For all the success of these site-based camps, it is our judgment that this format does not provide adequate challenge for the Year 9 students. At its best, outdoor education stretches students by providing them with physical challenges, exposing them to situations that go beyond their normal experience, expecting them to learn about themselves and others, and requiring them to persevere in the face of multi-faceted adversity. Therefore, in 2013 we began the search for a provider who would be able to run expedition-based camps for our Year 9 students. We settled on the Outdoor Education Group (OEG), as a leading provider in this sector.

In 2015, we ran our first expedition-style camps with OEG. Based at their property Biloela bordering the Belanglo State Forest, the students were provided with the choice to take on either a three-day camp or a five-day camp.

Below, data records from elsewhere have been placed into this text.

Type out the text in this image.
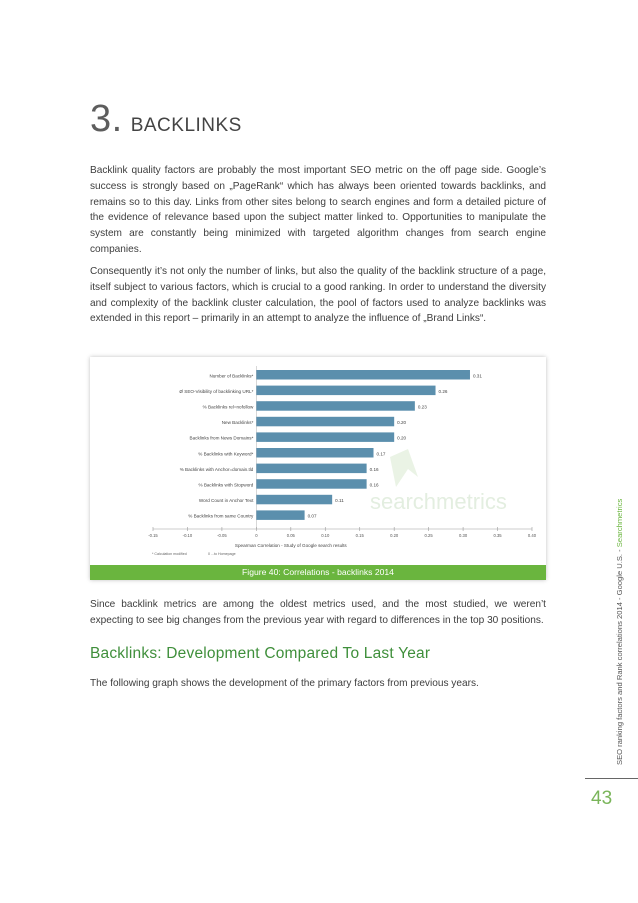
3. BACKLINKS
Backlink quality factors are probably the most important SEO metric on the off page side. Google’s success is strongly based on „PageRank“ which has always been oriented towards backlinks, and remains so to this day. Links from other sites belong to search engines and form a detailed picture of the evidence of relevance based upon the subject matter linked to. Opportunities to manipulate the system are constantly being minimized with targeted algorithm changes from search engine companies.
Consequently it’s not only the number of links, but also the quality of the backlink structure of a page, itself subject to various factors, which is crucial to a good ranking. In order to understand the diversity and complexity of the backlink cluster calculation, the pool of factors used to analyze backlinks was extended in this report – primarily in an attempt to analyze the influence of „Brand Links“.
searchmetrics
Number of Backlinks*	0.31
Ø SEO-Visibility of backlinking URL*	0.26
% Backlinks rel=nofollow	0.23
New Backlinks*	0.20
Backlinks from News Domains*	0.20
% Backlinks with Keyword*	0.17
% Backlinks with Anchor=domain.tld	0.16
% Backlinks with Stopword	0.16
Word Count in Anchor Text	0.11
% Backlinks from same Country	0.07
-0.15	-0.10	-0.05	0	0.05	0.10	0.15	0.20	0.25	0.30	0.35	0.40
Spearman Correlation - Study of Google search results
* Calculation modified	0 ...to Homepage
Figure 40: Correlations - backlinks 2014
Since backlink metrics are among the oldest metrics used, and the most studied, we weren’t expecting to see big changes from the previous year with regard to differences in the top 30 positions.
Backlinks: Development Compared To Last Year
The following graph shows the development of the primary factors from previous years.	SEO ranking factors and Rank correlations 2014 - Google U.S. - Searchmetrics
43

The longer camp entailed a higher level of challenge; about half the students chose this option. Despite the experience of camping in -7 degrees centigrade, the feedback from students was largely positive, with the majority of students from both camps indicating that they would have preferred a longer camp.

Therefore, in 2016 we offered either a four-day camp or a six-day camp, at a slightly less chilly time of year. Again, about half our students chose to take on the more challenging option, which also dovetails with the requirements of the Duke of Edinburgh program. While we are yet to conduct our post-camp survey, it has been fascinating to hear the students begin to reflect on their experience. The full gamut of responses is evident, from those who loved it and would prefer to be in the bush than at school, through to those who saw very little (if anything) positive in the experience. Some students appear to have developed a new appreciation for a full pantry and hot water on tap. Others formed or built connections with peers (and teachers) with whom they do not normally interact.

With this adventure behind them, the focus has already begun to swing towards the Year 10 Global Education program. In a couple of weeks time our Year 10 students will travel to the Yasawa Islands, Cambodia/Vietnam, Broken Hill, Tasmania, or wider Sydney as they embark on a program of service-learning and horizon-broadening.

Over the last couple of years, as I have chatted with Year 12 students towards the end of their time at the school, the experiences that seem to have left the best memories have been the co-curricular ones. Camps and trips provide our young people with formative experiences that enrich their school experience in the long run, even if they don't necessarily love it while it is happening!